Under these circumstances, it is clear that his action is time-barred. Even if
the applicant is an inmate and is self‑represented, his obligation to act
within the limitations prescribed by the Code cannot be exempted: Kaya c Le
Journal de Montréal, [2004] JQ No 2601 at paragraphs 10-12.
[26]
The same is true for his action based on the Service’s
decision to not strike out certain information that appears in his correctional
file.

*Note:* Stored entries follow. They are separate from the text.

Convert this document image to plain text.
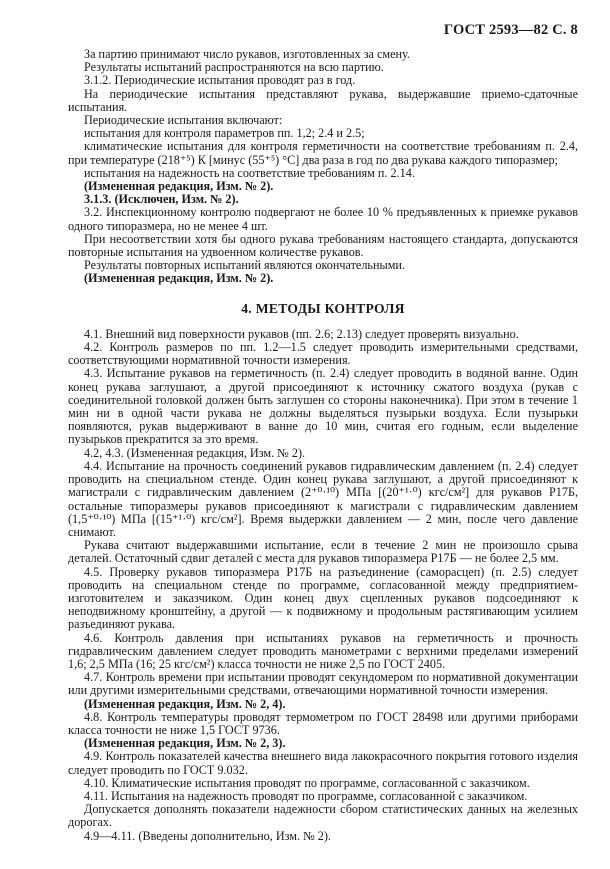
ГОСТ 2593—82 С. 8

За партию принимают число рукавов, изготовленных за смену.

Результаты испытаний распространяются на всю партию.

3.1.2. Периодические испытания проводят раз в год.

На периодические испытания представляют рукава, выдержавшие приемо-сдаточные испытания.

Периодические испытания включают:

испытания для контроля параметров пп. 1,2; 2.4 и 2.5;

климатические испытания для контроля герметичности на соответствие требованиям п. 2.4, при температуре (218⁺⁵) К [минус (55⁺⁵) °С] два раза в год по два рукава каждого типоразмер;

испытания на надежность на соответствие требованиям п. 2.14.

(Измененная редакция, Изм. № 2).

3.1.3. (Исключен, Изм. № 2).

3.2. Инспекционному контролю подвергают не более 10 % предъявленных к приемке рукавов одного типоразмера, но не менее 4 шт.

При несоответствии хотя бы одного рукава требованиям настоящего стандарта, допускаются повторные испытания на удвоенном количестве рукавов.

Результаты повторных испытаний являются окончательными.

(Измененная редакция, Изм. № 2).

4. МЕТОДЫ КОНТРОЛЯ

4.1. Внешний вид поверхности рукавов (пп. 2.6; 2.13) следует проверять визуально.

4.2. Контроль размеров по пп. 1.2—1.5 следует проводить измерительными средствами, соответствующими нормативной точности измерения.

4.3. Испытание рукавов на герметичность (п. 2.4) следует проводить в водяной ванне. Один конец рукава заглушают, а другой присоединяют к источнику сжатого воздуха (рукав с соединительной головкой должен быть заглушен со стороны наконечника). При этом в течение 1 мин ни в одной части рукава не должны выделяться пузырьки воздуха. Если пузырьки появляются, рукав выдерживают в ванне до 10 мин, считая его годным, если выделение пузырьков прекратится за это время.

4.2, 4.3. (Измененная редакция, Изм. № 2).

4.4. Испытание на прочность соединений рукавов гидравлическим давлением (п. 2.4) следует проводить на специальном стенде. Один конец рукава заглушают, а другой присоединяют к магистрали с гидравлическим давлением (2⁺⁰·¹⁰) МПа [(20⁺¹·⁰) кгс/см²] для рукавов Р17Б, остальные типоразмеры рукавов присоединяют к магистрали с гидравлическим давлением (1,5⁺⁰·¹⁰) МПа [(15⁺¹·⁰) кгс/см²]. Время выдержки давлением — 2 мин, после чего давление снимают.

Рукава считают выдержавшими испытание, если в течение 2 мин не произошло срыва деталей. Остаточный сдвиг деталей с места для рукавов типоразмера Р17Б — не более 2,5 мм.

4.5. Проверку рукавов типоразмера Р17Б на разъединение (саморасцеп) (п. 2.5) следует проводить на специальном стенде по программе, согласованной между предприятием-изготовителем и заказчиком. Один конец двух сцепленных рукавов подсоединяют к неподвижному кронштейну, а другой — к подвижному и продольным растягивающим усилием разъединяют рукава.

4.6. Контроль давления при испытаниях рукавов на герметичность и прочность гидравлическим давлением следует проводить манометрами с верхними пределами измерений 1,6; 2,5 МПа (16; 25 кгс/см²) класса точности не ниже 2,5 по ГОСТ 2405.

4.7. Контроль времени при испытании проводят секундомером по нормативной документации или другими измерительными средствами, отвечающими нормативной точности измерения.

(Измененная редакция, Изм. № 2, 4).

4.8. Контроль температуры проводят термометром по ГОСТ 28498 или другими приборами класса точности не ниже 1,5 ГОСТ 9736.

(Измененная редакция, Изм. № 2, 3).

4.9. Контроль показателей качества внешнего вида лакокрасочного покрытия готового изделия следует проводить по ГОСТ 9.032.

4.10. Климатические испытания проводят по программе, согласованной с заказчиком.

4.11. Испытания на надежность проводят по программе, согласованной с заказчиком.

Допускается дополнять показатели надежности сбором статистических данных на железных дорогах.

4.9—4.11. (Введены дополнительно, Изм. № 2).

That decision was made on July 15, 2009, and the applicant’s action was
filed in Court on September 14, 2012, that is, more than three years after the
decision was made.
Conclusion
[27]
In light of the foregoing, I am of the view that
the Prothonotary did not err by finding that the applicant’s action had to be
struck without possibility of amendment on the grounds that it does not comply
with Rules 294 to 299, that it does not contain any material facts that support
his action, that it is frivolous and vexatious and that it is time-barred. It
seems unnecessary, under the circumstances, to rule on the issue of whether the
applicant’s action constitutes an abuse of process because he purportedly
failed to set out in his statement of claim that he pleaded guilty to criminal
charges against him in the District of Joliette, or to determine whether he, as
a result, waived the exercise of his constitutional rights.